We as parents have the best intentions, but I have realized it only takes a few episodes for them to become hooked. There have been many times where I have innocently let the television or the iPad babysit my children so that I could work from home or conquer something on my to do list. In every moment I think an hour won’t hurt but I realize it’s just feeding her addiction. Now I am not saying that we let our children watch 2 and 3 hours of TV each day but even a little bit seems like it is negatively impacting her at this very young and impressionable age. When Mickey Mouse Clubhouse comes on they laugh dance and then become zombies for the next 30 minutes. It is so frustrating but I can only blame myself. So effective immediately my husband and I will be sending our child through detox following this “5 step” program I have designed:
Step 1: Just Say “No”
my daughter is at the age where she knows how to ask for what she wants. She is also at the age where she understands the word “No”. It may be easier to avoid the oncoming tantrum but I must also reinforce that I am Mommy and I am in control (and not the other way around). Besides, tantrums are temporary.
Step 2: Stop Watching TV Myself
Infants and toddlers are mimics and they often not only mimic their siblings and “friends” but also Mom and Dad. We can’t get lost in reality TV or the football game in front of them only giving them half of our attention. It is reinforcement for them that they can do the same to us. We will begin to watch TV when during nap time, or even better… after bedtime!
Step 3: Remove access
Now they have not quite figured out how to turn on the TV and navigate to their favorite channel (I know that’s coming next). But they do know Mommy and Daddy’s passcode on both iPads, how to navigate to the netflix app, go to the kids category and spin up the entire Disney and Sprout gang. We will delete the netflix app off of the tablets.
Step 4: Fight the lazy gene
Like I said, I’m guilty of letting the TV babysit my kids for 30 minutes or so. I get it … I get it… it so much easier. However, I need to fight the lazy gene and proactively plan, especially for the weekends. If its going to a weekly class, the playground, finger painting or a playdoh masterpiece, I need to fill their time with engaging activities. If I am not waiting until the last minute, it should take no time to “google” DIY toddler activities. That way they are having so much fun (and maybe me too) they won’t even know to ask to watch “Mickey Mouse Clubhouse”.

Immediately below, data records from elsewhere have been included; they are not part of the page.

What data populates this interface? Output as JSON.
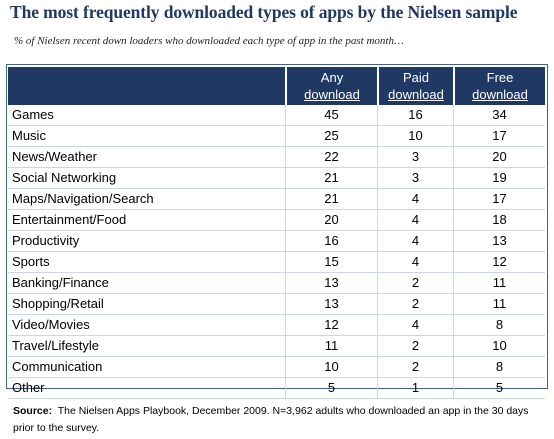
{
  "chart_data": {
    "type": "table",
    "title": "The most frequently downloaded types of apps by the Nielsen sample",
    "subtitle": "% of Nielsen recent down loaders who downloaded each type of app in the past month…",
    "columns": [
      {
        "line1": "Any",
        "line2": "download"
      },
      {
        "line1": "Paid",
        "line2": "download"
      },
      {
        "line1": "Free",
        "line2": "download"
      }
    ],
    "rows": [
      {
        "category": "Games",
        "values": [
          45,
          16,
          34
        ]
      },
      {
        "category": "Music",
        "values": [
          25,
          10,
          17
        ]
      },
      {
        "category": "News/Weather",
        "values": [
          22,
          3,
          20
        ]
      },
      {
        "category": "Social Networking",
        "values": [
          21,
          3,
          19
        ]
      },
      {
        "category": "Maps/Navigation/Search",
        "values": [
          21,
          4,
          17
        ]
      },
      {
        "category": "Entertainment/Food",
        "values": [
          20,
          4,
          18
        ]
      },
      {
        "category": "Productivity",
        "values": [
          16,
          4,
          13
        ]
      },
      {
        "category": "Sports",
        "values": [
          15,
          4,
          12
        ]
      },
      {
        "category": "Banking/Finance",
        "values": [
          13,
          2,
          11
        ]
      },
      {
        "category": "Shopping/Retail",
        "values": [
          13,
          2,
          11
        ]
      },
      {
        "category": "Video/Movies",
        "values": [
          12,
          4,
          8
        ]
      },
      {
        "category": "Travel/Lifestyle",
        "values": [
          11,
          2,
          10
        ]
      },
      {
        "category": "Communication",
        "values": [
          10,
          2,
          8
        ]
      },
      {
        "category": "Other",
        "values": [
          5,
          1,
          5
        ]
      }
    ]
  },
  "source": {
    "label": "Source:",
    "text": "The Nielsen Apps Playbook, December 2009. N=3,962 adults who downloaded an app in the 30 days prior to the survey."
  },
  "colors": {
    "header_bg": "#1f3864",
    "title": "#1f3864"
  }
}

Step 5: No TV during the week
If we are running ahead of schedule in the morning or in the evening, the reward should not be watching a few minutes on the Sprout channel. The reward should be getting out the house a little earlier (or actually on time) or having an early bedtime. When they get older homework will become their new norm and once homework is done, we will hand them a book. I have done the early morning Sprout reward only to regret it when she starts moving slower than normal to get to the kitchen table for breakfast.
So the purpose of this post is not to condemn parents for letting their kids watch TV. It is just my own PSA to myself that TV and tablets can do more harm than good. TV should be an unexpected treat and not the norm. I am not saying that we are going to eliminate it completely but I will say that we will impose some irregularity to the TV watching routine so that they prefer to do other things versus sit on the couch lost in their favorite episode of “Super Why”. I hope you join me on this detox and that we all reap the rewards of having happy, well-adjusted, engaging, witty, and super smart kids! Continue to enjoy this journey called parenthood…..I will.
Do your children follow a set of rules as it relates to watching TV? What steps or resources have you found useful to monitor them?